Since asking that question in 2008, the organization has grown and currently has 60 fellows. During her presentation she shared the stories of some of the fellows and I found her approach to engaging millennials in social change insightful and compelling:
- Provide skill based opportunities: People who want to do good work are often frustrated by the lack of opportunities to put their skills to good use. Either the work requires little to no use of their skills or the skills required are highly specialized. In fact conversations around health often focus on medicine which leaves out people who are passionate about health but don’t have medical experience. Global Health Corps allows fellows to harness their interests and skills for social change by placing them in specific skills focused projects.
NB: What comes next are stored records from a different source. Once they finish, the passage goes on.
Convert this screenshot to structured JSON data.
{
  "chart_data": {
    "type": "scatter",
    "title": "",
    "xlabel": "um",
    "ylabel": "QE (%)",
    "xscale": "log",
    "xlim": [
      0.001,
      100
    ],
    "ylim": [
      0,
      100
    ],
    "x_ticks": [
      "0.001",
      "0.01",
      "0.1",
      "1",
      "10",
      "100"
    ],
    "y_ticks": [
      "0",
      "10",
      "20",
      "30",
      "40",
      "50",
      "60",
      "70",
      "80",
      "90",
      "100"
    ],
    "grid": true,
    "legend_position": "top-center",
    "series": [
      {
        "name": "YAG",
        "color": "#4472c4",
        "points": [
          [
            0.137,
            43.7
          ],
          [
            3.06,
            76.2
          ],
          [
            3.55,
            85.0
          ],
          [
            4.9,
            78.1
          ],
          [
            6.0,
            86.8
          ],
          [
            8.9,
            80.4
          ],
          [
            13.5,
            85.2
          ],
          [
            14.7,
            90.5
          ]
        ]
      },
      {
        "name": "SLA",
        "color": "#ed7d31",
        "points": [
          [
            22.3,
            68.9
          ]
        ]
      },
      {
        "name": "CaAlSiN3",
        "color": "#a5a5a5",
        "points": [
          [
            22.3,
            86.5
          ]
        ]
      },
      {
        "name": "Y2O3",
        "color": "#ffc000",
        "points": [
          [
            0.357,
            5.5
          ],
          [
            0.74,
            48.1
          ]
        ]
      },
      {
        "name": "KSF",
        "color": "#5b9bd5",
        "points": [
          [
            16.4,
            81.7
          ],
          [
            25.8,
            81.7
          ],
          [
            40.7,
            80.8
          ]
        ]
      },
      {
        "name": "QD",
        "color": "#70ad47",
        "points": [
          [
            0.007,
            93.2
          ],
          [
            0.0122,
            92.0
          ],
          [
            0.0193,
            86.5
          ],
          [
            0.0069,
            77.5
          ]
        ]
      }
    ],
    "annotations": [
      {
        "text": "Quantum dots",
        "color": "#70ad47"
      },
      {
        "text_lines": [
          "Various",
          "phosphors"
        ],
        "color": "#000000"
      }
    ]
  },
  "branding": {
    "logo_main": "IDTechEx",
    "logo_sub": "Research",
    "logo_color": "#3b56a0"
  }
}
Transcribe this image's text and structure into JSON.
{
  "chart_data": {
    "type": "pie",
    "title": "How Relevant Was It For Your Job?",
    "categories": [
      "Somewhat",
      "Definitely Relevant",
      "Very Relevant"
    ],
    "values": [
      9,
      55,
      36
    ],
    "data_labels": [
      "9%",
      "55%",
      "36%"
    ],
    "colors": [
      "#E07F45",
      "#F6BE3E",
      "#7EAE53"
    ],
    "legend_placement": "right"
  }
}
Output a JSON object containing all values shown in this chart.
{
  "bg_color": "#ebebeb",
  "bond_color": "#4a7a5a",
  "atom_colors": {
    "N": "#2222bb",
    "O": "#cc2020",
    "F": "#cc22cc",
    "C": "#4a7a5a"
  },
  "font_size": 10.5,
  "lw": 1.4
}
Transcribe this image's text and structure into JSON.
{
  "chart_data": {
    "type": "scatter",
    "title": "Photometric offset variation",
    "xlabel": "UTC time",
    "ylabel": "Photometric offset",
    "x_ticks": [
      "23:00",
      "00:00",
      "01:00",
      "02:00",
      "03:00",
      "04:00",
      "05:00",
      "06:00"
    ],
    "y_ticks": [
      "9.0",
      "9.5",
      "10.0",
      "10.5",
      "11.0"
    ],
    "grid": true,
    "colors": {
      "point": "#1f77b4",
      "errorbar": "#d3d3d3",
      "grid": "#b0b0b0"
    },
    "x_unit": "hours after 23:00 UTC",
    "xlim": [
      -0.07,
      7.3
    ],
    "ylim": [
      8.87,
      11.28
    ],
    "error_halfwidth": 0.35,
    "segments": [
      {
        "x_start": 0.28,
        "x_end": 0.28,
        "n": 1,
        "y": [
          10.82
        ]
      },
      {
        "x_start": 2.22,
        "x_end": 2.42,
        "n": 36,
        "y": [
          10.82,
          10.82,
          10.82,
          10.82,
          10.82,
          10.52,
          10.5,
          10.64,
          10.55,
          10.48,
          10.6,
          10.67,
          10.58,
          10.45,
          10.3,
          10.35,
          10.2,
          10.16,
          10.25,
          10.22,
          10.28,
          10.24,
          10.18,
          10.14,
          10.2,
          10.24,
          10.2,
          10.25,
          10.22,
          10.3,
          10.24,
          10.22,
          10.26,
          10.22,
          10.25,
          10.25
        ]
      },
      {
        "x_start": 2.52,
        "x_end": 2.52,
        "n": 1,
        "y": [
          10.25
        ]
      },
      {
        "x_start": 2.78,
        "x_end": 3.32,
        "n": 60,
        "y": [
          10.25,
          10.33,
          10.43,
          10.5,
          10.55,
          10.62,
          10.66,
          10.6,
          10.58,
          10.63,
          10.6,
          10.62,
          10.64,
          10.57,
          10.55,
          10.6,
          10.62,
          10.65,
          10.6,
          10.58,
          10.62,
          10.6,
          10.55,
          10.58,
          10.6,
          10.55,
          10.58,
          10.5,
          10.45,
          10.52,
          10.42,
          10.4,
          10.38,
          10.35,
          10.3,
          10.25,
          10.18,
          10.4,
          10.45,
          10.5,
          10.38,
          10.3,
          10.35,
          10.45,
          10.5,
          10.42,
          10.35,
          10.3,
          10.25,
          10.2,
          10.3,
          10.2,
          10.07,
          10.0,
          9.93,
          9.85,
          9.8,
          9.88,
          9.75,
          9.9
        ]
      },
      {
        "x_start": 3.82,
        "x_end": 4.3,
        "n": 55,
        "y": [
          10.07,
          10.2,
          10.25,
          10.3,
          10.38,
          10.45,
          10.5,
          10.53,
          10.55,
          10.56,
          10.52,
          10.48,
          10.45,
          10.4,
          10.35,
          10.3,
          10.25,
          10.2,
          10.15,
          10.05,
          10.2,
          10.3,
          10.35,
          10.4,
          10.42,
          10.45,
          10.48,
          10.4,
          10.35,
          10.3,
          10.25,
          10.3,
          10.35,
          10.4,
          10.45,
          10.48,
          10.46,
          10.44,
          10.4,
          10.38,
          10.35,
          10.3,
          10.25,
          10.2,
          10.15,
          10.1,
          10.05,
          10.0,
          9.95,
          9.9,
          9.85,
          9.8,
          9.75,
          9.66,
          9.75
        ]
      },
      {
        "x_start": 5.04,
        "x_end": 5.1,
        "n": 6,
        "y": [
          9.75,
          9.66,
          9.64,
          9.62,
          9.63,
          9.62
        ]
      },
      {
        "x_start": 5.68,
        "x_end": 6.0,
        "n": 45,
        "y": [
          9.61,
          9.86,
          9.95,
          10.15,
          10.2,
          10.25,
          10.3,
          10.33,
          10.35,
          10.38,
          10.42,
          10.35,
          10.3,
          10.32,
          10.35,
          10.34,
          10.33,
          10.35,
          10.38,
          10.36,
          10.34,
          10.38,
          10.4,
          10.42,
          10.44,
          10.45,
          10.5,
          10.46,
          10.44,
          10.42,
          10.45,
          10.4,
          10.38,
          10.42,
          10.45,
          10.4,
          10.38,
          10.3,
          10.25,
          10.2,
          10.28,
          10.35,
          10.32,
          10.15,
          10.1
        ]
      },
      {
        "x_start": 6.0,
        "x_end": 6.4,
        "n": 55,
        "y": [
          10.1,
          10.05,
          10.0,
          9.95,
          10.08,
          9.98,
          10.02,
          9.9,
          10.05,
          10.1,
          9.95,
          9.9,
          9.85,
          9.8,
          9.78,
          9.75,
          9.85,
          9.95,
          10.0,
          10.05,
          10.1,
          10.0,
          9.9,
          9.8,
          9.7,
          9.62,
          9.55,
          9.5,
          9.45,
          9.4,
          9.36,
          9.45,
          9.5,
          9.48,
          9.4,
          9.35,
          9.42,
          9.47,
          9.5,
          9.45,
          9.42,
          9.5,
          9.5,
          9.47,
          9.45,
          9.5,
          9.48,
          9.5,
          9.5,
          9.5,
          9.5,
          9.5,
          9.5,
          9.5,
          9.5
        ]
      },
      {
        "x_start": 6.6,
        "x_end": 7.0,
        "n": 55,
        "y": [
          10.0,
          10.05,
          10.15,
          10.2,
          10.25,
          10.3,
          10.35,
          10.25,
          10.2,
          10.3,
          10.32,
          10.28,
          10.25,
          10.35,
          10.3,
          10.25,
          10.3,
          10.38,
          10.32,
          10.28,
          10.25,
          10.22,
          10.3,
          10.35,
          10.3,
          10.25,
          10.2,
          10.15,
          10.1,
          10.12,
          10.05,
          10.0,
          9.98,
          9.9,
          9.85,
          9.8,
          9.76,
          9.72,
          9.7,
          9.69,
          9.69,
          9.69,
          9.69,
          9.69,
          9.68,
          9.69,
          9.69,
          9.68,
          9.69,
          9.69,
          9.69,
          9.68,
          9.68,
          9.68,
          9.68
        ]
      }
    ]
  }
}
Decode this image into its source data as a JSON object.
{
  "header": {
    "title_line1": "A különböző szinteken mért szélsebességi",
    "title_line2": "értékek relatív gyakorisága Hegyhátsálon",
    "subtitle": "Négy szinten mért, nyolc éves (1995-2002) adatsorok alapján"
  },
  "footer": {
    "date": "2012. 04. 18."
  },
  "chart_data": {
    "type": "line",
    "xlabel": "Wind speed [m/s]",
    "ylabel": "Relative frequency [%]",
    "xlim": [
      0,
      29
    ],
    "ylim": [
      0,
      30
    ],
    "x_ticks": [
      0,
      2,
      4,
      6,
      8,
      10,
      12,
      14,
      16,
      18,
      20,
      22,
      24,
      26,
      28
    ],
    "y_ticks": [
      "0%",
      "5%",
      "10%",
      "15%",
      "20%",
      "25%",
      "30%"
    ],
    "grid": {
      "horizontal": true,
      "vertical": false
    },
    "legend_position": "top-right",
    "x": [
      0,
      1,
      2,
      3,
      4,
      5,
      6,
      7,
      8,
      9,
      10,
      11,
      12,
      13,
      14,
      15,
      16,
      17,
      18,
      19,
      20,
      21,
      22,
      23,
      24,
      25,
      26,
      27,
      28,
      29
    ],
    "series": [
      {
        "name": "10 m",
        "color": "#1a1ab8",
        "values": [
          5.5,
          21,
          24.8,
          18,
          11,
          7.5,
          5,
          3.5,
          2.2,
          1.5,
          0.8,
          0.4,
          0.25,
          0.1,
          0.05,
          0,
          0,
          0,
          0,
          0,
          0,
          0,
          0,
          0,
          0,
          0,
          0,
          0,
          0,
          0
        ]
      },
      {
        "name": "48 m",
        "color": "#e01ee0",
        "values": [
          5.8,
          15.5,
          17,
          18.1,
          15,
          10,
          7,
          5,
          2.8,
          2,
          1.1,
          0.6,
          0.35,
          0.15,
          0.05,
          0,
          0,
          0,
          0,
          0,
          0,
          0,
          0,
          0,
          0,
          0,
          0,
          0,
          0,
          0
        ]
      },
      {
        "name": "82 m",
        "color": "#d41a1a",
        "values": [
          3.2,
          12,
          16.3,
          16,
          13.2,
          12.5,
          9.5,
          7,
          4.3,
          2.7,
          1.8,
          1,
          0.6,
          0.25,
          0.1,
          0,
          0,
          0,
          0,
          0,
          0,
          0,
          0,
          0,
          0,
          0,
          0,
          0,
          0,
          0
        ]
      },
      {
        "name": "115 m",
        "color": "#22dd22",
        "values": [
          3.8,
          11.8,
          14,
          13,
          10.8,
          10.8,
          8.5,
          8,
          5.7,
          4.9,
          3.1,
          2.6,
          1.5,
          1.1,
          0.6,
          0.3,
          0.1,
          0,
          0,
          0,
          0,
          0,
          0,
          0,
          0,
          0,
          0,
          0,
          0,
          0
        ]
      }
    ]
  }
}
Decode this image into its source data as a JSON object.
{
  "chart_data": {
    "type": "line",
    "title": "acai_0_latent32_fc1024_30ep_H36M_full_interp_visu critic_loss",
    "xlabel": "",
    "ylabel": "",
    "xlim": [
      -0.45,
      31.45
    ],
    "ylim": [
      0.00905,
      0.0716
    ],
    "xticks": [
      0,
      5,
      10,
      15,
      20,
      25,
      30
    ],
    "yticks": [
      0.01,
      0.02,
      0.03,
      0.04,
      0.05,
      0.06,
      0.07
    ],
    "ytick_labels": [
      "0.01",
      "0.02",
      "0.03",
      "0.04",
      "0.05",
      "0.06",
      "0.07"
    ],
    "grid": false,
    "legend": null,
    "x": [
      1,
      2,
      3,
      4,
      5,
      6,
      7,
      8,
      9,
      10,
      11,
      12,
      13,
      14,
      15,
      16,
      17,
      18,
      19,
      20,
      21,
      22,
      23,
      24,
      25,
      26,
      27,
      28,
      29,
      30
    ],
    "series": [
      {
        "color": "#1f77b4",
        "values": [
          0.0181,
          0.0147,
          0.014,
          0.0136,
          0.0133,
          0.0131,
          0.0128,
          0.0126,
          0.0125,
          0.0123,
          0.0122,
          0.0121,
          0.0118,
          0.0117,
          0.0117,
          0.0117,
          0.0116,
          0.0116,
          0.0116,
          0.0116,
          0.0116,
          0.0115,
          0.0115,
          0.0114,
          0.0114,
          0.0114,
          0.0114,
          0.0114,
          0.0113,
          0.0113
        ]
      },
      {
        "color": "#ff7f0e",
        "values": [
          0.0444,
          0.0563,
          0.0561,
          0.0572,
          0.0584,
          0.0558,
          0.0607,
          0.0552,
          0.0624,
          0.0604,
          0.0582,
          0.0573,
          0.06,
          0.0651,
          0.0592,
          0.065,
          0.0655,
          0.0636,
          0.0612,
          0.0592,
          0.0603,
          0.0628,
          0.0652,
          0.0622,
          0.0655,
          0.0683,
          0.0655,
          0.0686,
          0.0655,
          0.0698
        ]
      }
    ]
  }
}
- Focus on the big picture: The purpose of GHC isn’t just to get millennials giving back; it’s also to start a movement of young people passionate about global health inequality. To that end fellows stay in touch through the alumni network, and are offered support after the fellowship ends. As a result, fellows see the impact of their work in the communities they serve and continue to be involved in the conversation around global health inequality in various capacities once their fellowship ends.
- Start with millennials in mind: Often people will start a project or organization and last minute try to figure out how millennials might fit in. However, GPC thought of millennials from the beginning, so their inclusion (seen in terms of addressing their concerns and challenges in service) is built into the structure of the fellowship and the organization.
I loved her presentation and would like to add other approaches to engaging millennials:
- Retiring the phrase “next generation”: Here’s the thing: Barbara bush is a millennial successfully leading millennials. When we say “next generation” we imply that she is not yet a leader, her work is incomplete, and that there is only one way to lead. Additionally, this approach not only influences how you treat young people but also how you view their work.
- Provide needed resources: And this doesn’t necessarily mean money. For example, mentorship and a sense of community with co-workers and constituents allow people to feel invested in their work and welcomed. When thinking of supporting young people money isn’t the biggest issue, and I think this is actually really challenging to address. It requires innovation and often rethinking about what motivates people to do their best.
What other organizations are successful in supporting millennials? What other strategies would you add?